Dr Yudhoyono called for a code of conduct to govern behaviour and, after months of talks on the issue, Australian Foreign Minister Julie Bishop and her Indonesian counterpart Marty Natalegawa on Thursday signed an agreement.
With Dr Yudhoyono looking on, the pair inked the deal, named the "Joint Understanding on a Code of Conduct between the Republic of Indonesia and Australia", at a ceremony on the Indonesian resort island of Bali.
In the agreement, Indonesia and Australia pledge to not use their intelligence agencies to harm one another and to increase cooperation at a time fears are growing about the threat posed by home-grown Islamic militants returning from Middle East conflicts.
"We are back to where we should have been in terms of Indonesia-Australia relations," Mr Natalegawa said, adding that he believed cooperation would be "even more enhanced in the future in front of us".
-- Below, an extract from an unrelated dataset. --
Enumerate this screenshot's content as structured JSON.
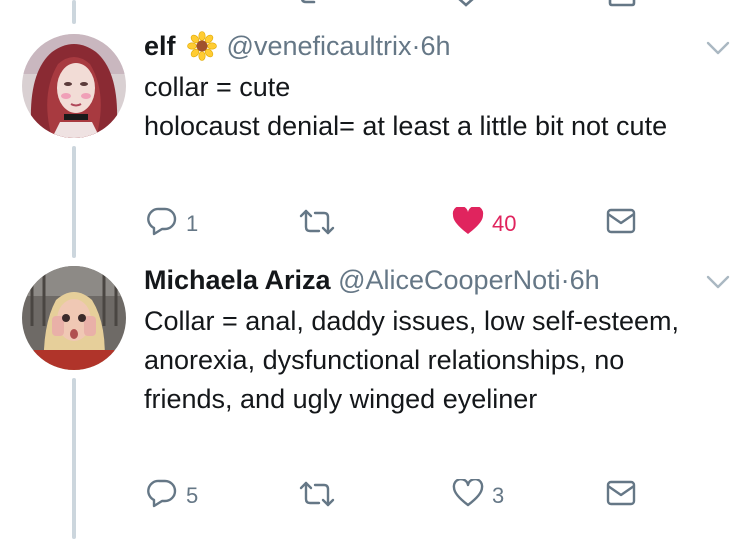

Ms Bishop said: "Despite some recent challenges in our relationship - as there can be between neighbours, even strategic partners as close as Australia and Indonesia - we have proven that our two countries can keep working together across the board."
She added the agreement was "the most effective way to defeat those who would do harm to the people of Australia and Indonesia".
Both countries have expressed alarm that homegrown extremists are heading in increasing numbers to fight with violent groups such as the Islamic State overseas, and have stepped up counter terrorism efforts.
Dr Yudhoyono said he hoped relations would be strengthened by the accord: "I am hoping, personally, that we could go back to our strong relations and effective cooperation."
Allegations that Australian spies tried to tap the phones of Dr Yudhoyono, his wife and several top officials in 2009 sparked one of the worst diplomatic crises between the two strategic allies in years.
Reports at the time said that Australia's electronic intelligence agency had tracked Dr Yudhoyono's activity on his mobile phone for 15 days in August 2009, when the Labor Party's Mr Kevin Rudd was prime minister.
The list of tracking targets also included his wife Ani, the foreign affairs spokesman, the security minister and the information minister.
Jakarta responded furiously to the reports, which were based on documents leaked by United States intelligence fugitive Edward Snowden, by suspending bilateral cooperation in key areas.
Ties were further strained by Australia's policy of pushing people-smuggling boats carrying asylum-seekers back to Indonesia.
Indonesia and Australia are close strategic and trading partners and have traditionally worked together in many areas, including on anti-terrorism initiatives and on the sensitive issue of would-be refugees.